The Great Gatsby, Baz Luhrmann's flashy 3D adaptation of the great American novel, opened Cannes in May to great fanfare -- but now largely is forgotten. If it had come out on Christmas Day 2012 (as originally was planned) or even 2013 (depending on how strong The Wolf of Wall Street turns out to be), it might actually have been a player because Leonardo DiCaprio is perfect in the title role. Chris O'Dowd also deserves to be remembered -- and, frankly, deserves a best actor (musical or comedy) Golden Globe -- for the delightful The Sapphires. And I have to say that I feel a little sorry for Saturday Night Live alum Will Forte, who gives a sweet, sensitive and perfectly competent dramatic performance in Nebraska that caught many by surprise, but who completely has been overlooked by virtually everyone in favor of his older co-star Bruce Dern, who is competing in the same category.
The aforementioned Larson, who also appeared this year in The Spectacular Now and Don Jon, recently received a best actress Gotham nom and really deserves an Oscar nom to go with it.
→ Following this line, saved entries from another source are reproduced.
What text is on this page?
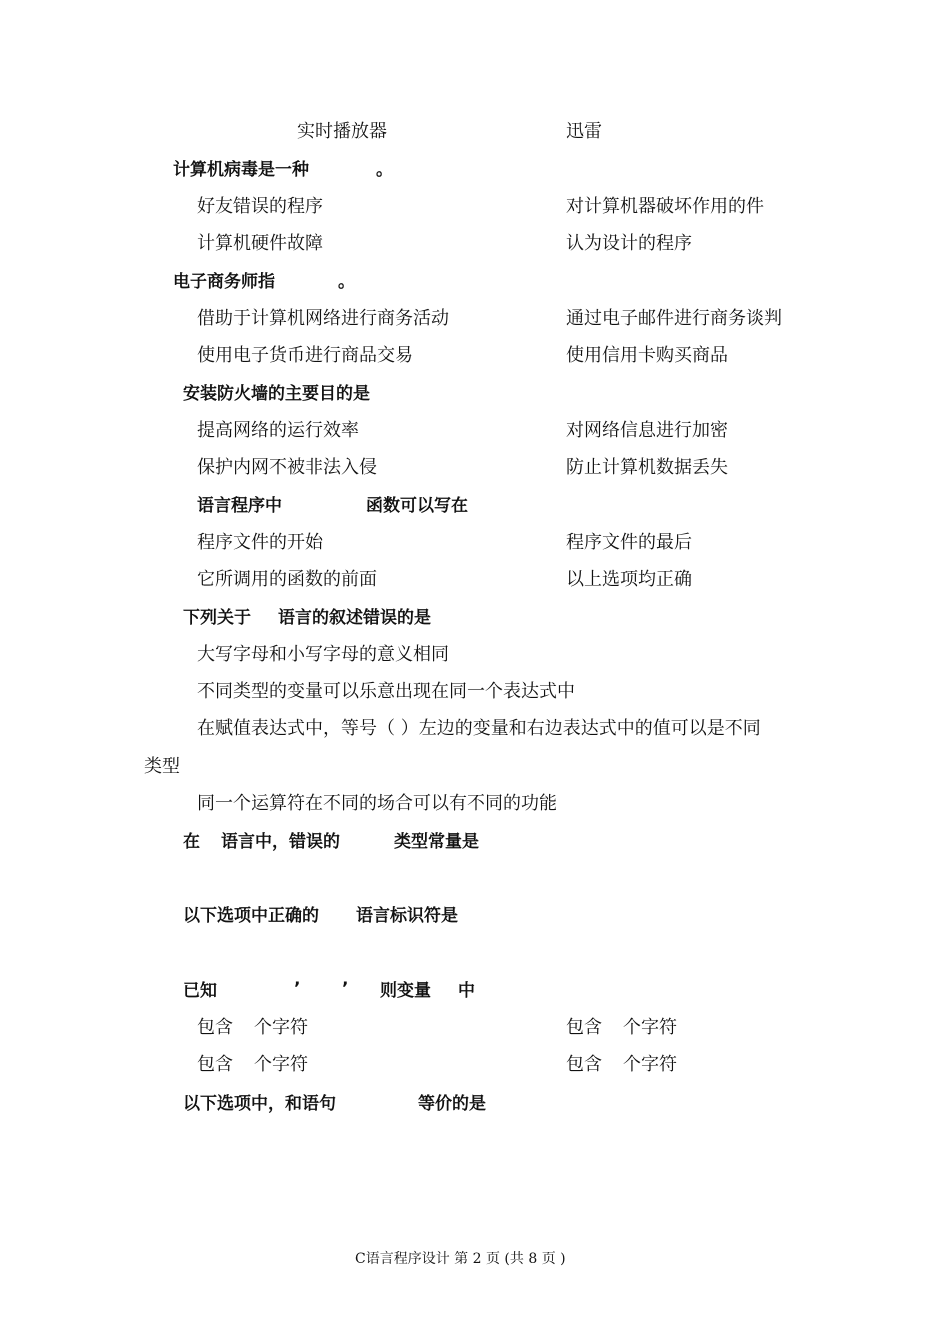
实时播放器	迅雷
计算机病毒是一种	。
好友错误的程序	对计算机器破坏作用的件
计算机硬件故障	认为设计的程序
电子商务师指	。
借助于计算机网络进行商务活动	通过电子邮件进行商务谈判
使用电子货币进行商品交易	使用信用卡购买商品
安装防火墙的主要目的是
提高网络的运行效率	对网络信息进行加密
保护内网不被非法入侵	防止计算机数据丢失
语言程序中	函数可以写在
程序文件的开始	程序文件的最后
它所调用的函数的前面	以上选项均正确
下列关于 语言的叙述错误的是
大写字母和小写字母的意义相同
不同类型的变量可以乐意出现在同一个表达式中
在赋值表达式中，等号（ ）左边的变量和右边表达式中的值可以是不同
类型
同一个运算符在不同的场合可以有不同的功能
在 语言中，错误的	类型常量是
以下选项中正确的 语言标识符是
已知	’ ’ 则变量 中
包含 个字符	包含 个字符
包含 个字符	包含 个字符
以下选项中，和语句	等价的是
C语言程序设计 第 2 页 (共 8 页 )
Also extraordinary: Rooney Mara as a poker-faced housewife in Steven Soderbergh's Hitchockian swan song Side Effects and 13-year-old Sophie Nelisse as the wide-eyed lead in the Holocaust drama The Book Thief, her second-ever movie.
Ryan Gosling is only in the first third of the morality triptych of The Place Beyond the Pines, in which he plays a guy who does bad things for good reasons, but he haunts the other two. The perennially great Sam Rockwell totally steals the coming-of-age indie The Way, Way Back. In Blue Jasmine, Alec Baldwin, Bobby Cannavale and Andrew Dice Clay more than capably go toe-to-toe with Cate Blanchett. Then there is James Franco as agangsta rapper with cornrows and a teeth grill in Spring Breakers, for whom his distributor is mounting a tongue-in-cheek awards campaign built around the slogan: "Consider this shit." If Robert Downey Jr. could get nominated in this category in 2009 for Tropic Thunder, anything is possible. And let's not forget Spanish-German actor Daniel Bruhl (he also appeared in Disney's The Fifth Estate), who delivered a visceral turn as Formula One driver Niki Lauda in Ron Howard's Rush.
Sarah Paulson, who recently was robbed of an Emmy for her work on American Horror Story: Asylum, is deserving of an Oscar nom for her heinous slave master's spouse in 12 Years a Slave; the Academy loves to recognize villains in the supporting actress category, which is big enough for both her and her co-star Lupita Nyong'o. Lea Seydoux is magnetic as a blue-haired heartbreaker in Blue Is the Warmest Color. And Melissa Leo also deserves a mention for her (menacing) character work in Prisoners, in which she is virtually unrecognizable.